Benjamin Pollak, who holds 45.85 million chips, is the other finalist. All three players are guaranteed a minimum $3.5 million payout.
“The money hasn’t sunk in, the fact that there are two people standing between me and the bracelet hasn’t sunk in,” Ott said. “It’s just unreal ... I didn’t expect to make it anywhere near this far.”
Ott has a lot in common with Blumstein, a 25-year-old from Morristown, N.J. They both initially took an interest in poker after watching amateur Chris Moneymaker win the 2003 Main Event for $2.5 million, and turned professional after graduating from universities in Pennsylvania — Ott went to Penn State, with Blumstein attending Temple.
This year’s tournament is also Blumstein’s first Main Event, though he had higher expectations than Ott coming in. He told friends he wasn’t traveling to Las Vegas for any preliminary WSOP tournaments because he planned on winning the Main Event.
“I’m not saying I called my shot by any means, but I think if I don’t have that type of confidence, I’m not here,” Blumstein said. “I was just hoping something was going to happen soon. In poker, all you need is a breakthrough. Everyone is chasing the same thing when they come out to play this tournament.”
Blumstein wanted to play in the Main Event last year, but settled for entering a $560 buy-in tournament closer to home at the Borgata in Atlantic City. He won the event for a then career-high $199,854 payday.
“I was like, ‘OK, I have this money now. I’m playing the Main Event next year,’” Blumstein said. “I didn’t come out at all this summer. I stayed home, ate better, tried to work on my health and play at home and it’s paid major dividends.”
Blumstein’s biggest hand Tuesday night came when he eliminated Antoine Saout in fifth place.

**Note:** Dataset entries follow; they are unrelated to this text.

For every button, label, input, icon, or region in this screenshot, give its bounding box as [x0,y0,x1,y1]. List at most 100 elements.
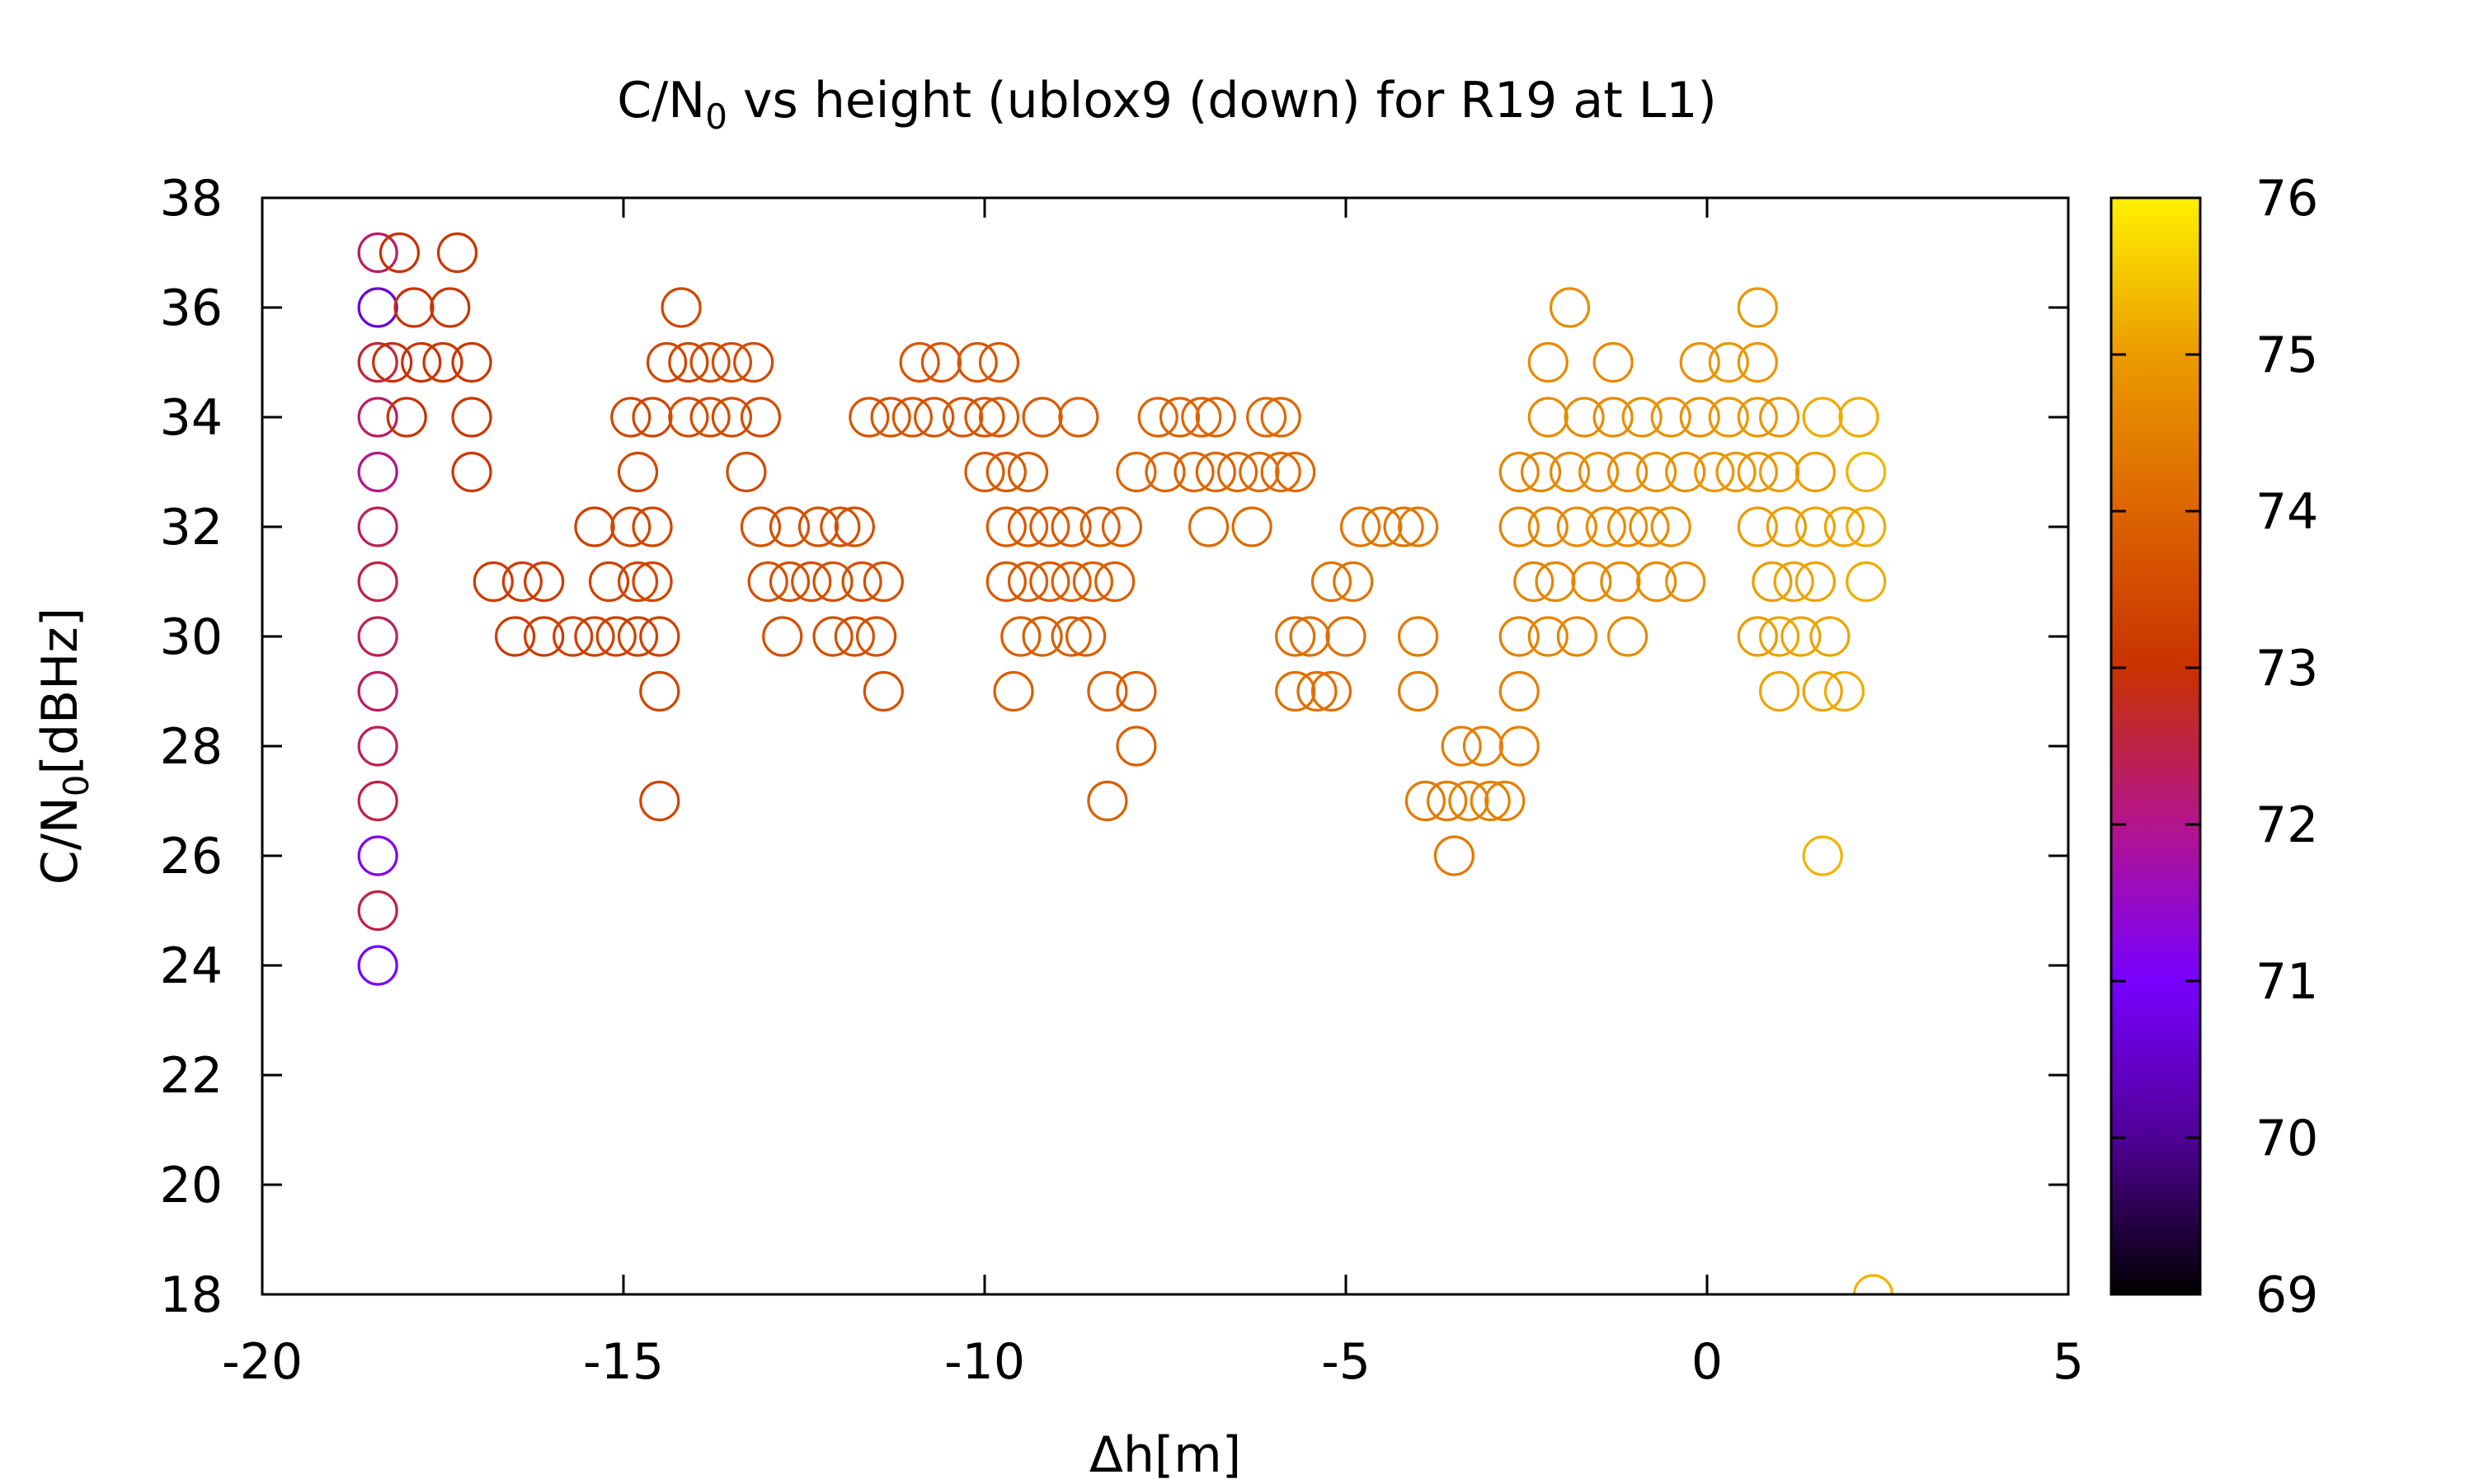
data-point [1333,561,1374,603]
data-point [1585,506,1626,547]
data-point [1737,451,1778,493]
data-point [357,232,398,274]
data-point [1101,506,1143,547]
colorbar-tick-label: 75 [2255,326,2318,384]
data-point [357,287,398,328]
data-point [1239,451,1280,493]
data-point [1520,451,1562,493]
data-point [1694,451,1735,493]
data-point [379,232,421,274]
data-point [1759,616,1800,657]
data-point [357,397,398,438]
data-point [849,397,890,438]
data-point [1527,616,1569,657]
data-point [1498,670,1540,712]
data-point [1007,561,1049,603]
data-point [553,616,594,657]
data-point [1498,726,1540,767]
data-point [1752,561,1793,603]
data-point [1181,397,1222,438]
data-point [386,397,427,438]
x-axis-label: Δh[m] [1089,1426,1241,1484]
data-point [1780,616,1822,657]
data-point [1759,397,1800,438]
data-point [1513,561,1554,603]
data-point [1000,616,1042,657]
data-point [863,561,904,603]
y-tick-label: 28 [160,718,223,776]
data-point [1195,397,1236,438]
data-point [1051,616,1092,657]
data-point [1441,726,1482,767]
data-point [1535,561,1576,603]
x-tick-label: -10 [944,1333,1025,1391]
data-point [1498,451,1540,493]
data-point [1484,780,1526,822]
data-point [1527,397,1569,438]
data-point [617,561,659,603]
data-point [985,451,1027,493]
data-point [1397,616,1439,657]
data-point [920,341,962,383]
colorbar-tick-label: 73 [2255,640,2318,697]
y-tick-label: 30 [160,608,223,666]
data-point [1462,726,1504,767]
data-point [1846,561,1887,603]
data-point [1362,506,1403,547]
data-point [1629,506,1670,547]
x-tick-label: -15 [583,1333,664,1391]
data-point [1809,616,1851,657]
data-point [1802,397,1843,438]
data-point [632,397,673,438]
data-point [639,670,680,712]
data-point [978,397,1020,438]
data-point [357,341,398,383]
y-tick-label: 18 [160,1266,223,1324]
data-point [1072,561,1114,603]
data-point [899,341,940,383]
data-point [1737,341,1778,383]
data-point [1325,616,1366,657]
data-point [1846,506,1887,547]
data-point [1087,670,1128,712]
data-point [769,506,811,547]
data-point [1737,397,1778,438]
data-point [957,341,998,383]
data-point [494,616,536,657]
data-point [1087,780,1128,822]
data-point [1275,616,1316,657]
data-point [1759,451,1800,493]
plot-frame [261,196,2070,1296]
data-point [595,616,637,657]
data-point [1607,451,1649,493]
data-point [711,341,753,383]
data-point [812,561,854,603]
data-point [1607,616,1649,657]
data-point [1592,397,1634,438]
data-point [357,890,398,932]
data-point [1051,506,1092,547]
data-point [1708,341,1749,383]
x-axis: -20 -15 -10 -5 0 5 [222,198,2084,1391]
data-point [791,561,832,603]
y-tick-label: 20 [160,1157,223,1214]
data-point [1079,506,1121,547]
data-point [574,616,615,657]
data-point [357,780,398,822]
data-point [1737,287,1778,328]
data-point [1051,561,1092,603]
data-point [1022,397,1063,438]
data-point [855,616,897,657]
data-point [1116,670,1157,712]
data-point [1556,506,1597,547]
data-point [1159,397,1201,438]
data-point [914,397,955,438]
data-point [357,506,398,547]
data-point [834,616,875,657]
data-point [726,451,767,493]
data-point [1383,506,1424,547]
colorbar-axis: 69 70 71 72 73 74 75 76 [2111,170,2318,1324]
data-point [733,341,774,383]
y-tick-label: 22 [160,1047,223,1105]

Blumstein turned a well-disguised straight on a board of Jack-7-6-4 with 5-3 of spades as his hole cards, and forced Saout to a decision for all of his chips after a second Jack hit on the river.
Saout, holding King-Jack, couldn’t fold his three of a kind.
Ott scored the first two eliminations of the night. Down to 15 million chips with six players remaining, Bryan Piccioli went all-in from the small blind with Ace-7 but Ott looked down at pocket Kings. His advantage held up.
He came from behind to knock out short-stacked Damian Salas in seventh. Ott, holding pocket 4s, tried to semi-bluff Salas off his hand after a flop of Ace-3-2 with an all-in bet but the Argentine pro called immediately with Ace-10.
But Ott found one of six cards that could save him on the river, when a 5 landed to give him a straight.
“I just got the cards today,” Ott said. “No doubt about it; I won almost every pot I played. There was nothing I could do wrong today. It was just a really easy, smooth chip up.”
Ott can only hope tonight follows the same pattern. He has made his living exclusively playing cash games for the last few years, having not finished in the money in a single tournament until earlier this summer at the World Series of Poker.
After leaving Las Vegas in June following two scores totaling $3,656, he wasn’t sure he’d return. It’s a good thing he decided otherwise.
“I was like, ‘You know what? This is going to be the year; I can’t keep putting it off. I want to play in the Main Event,’” Ott said.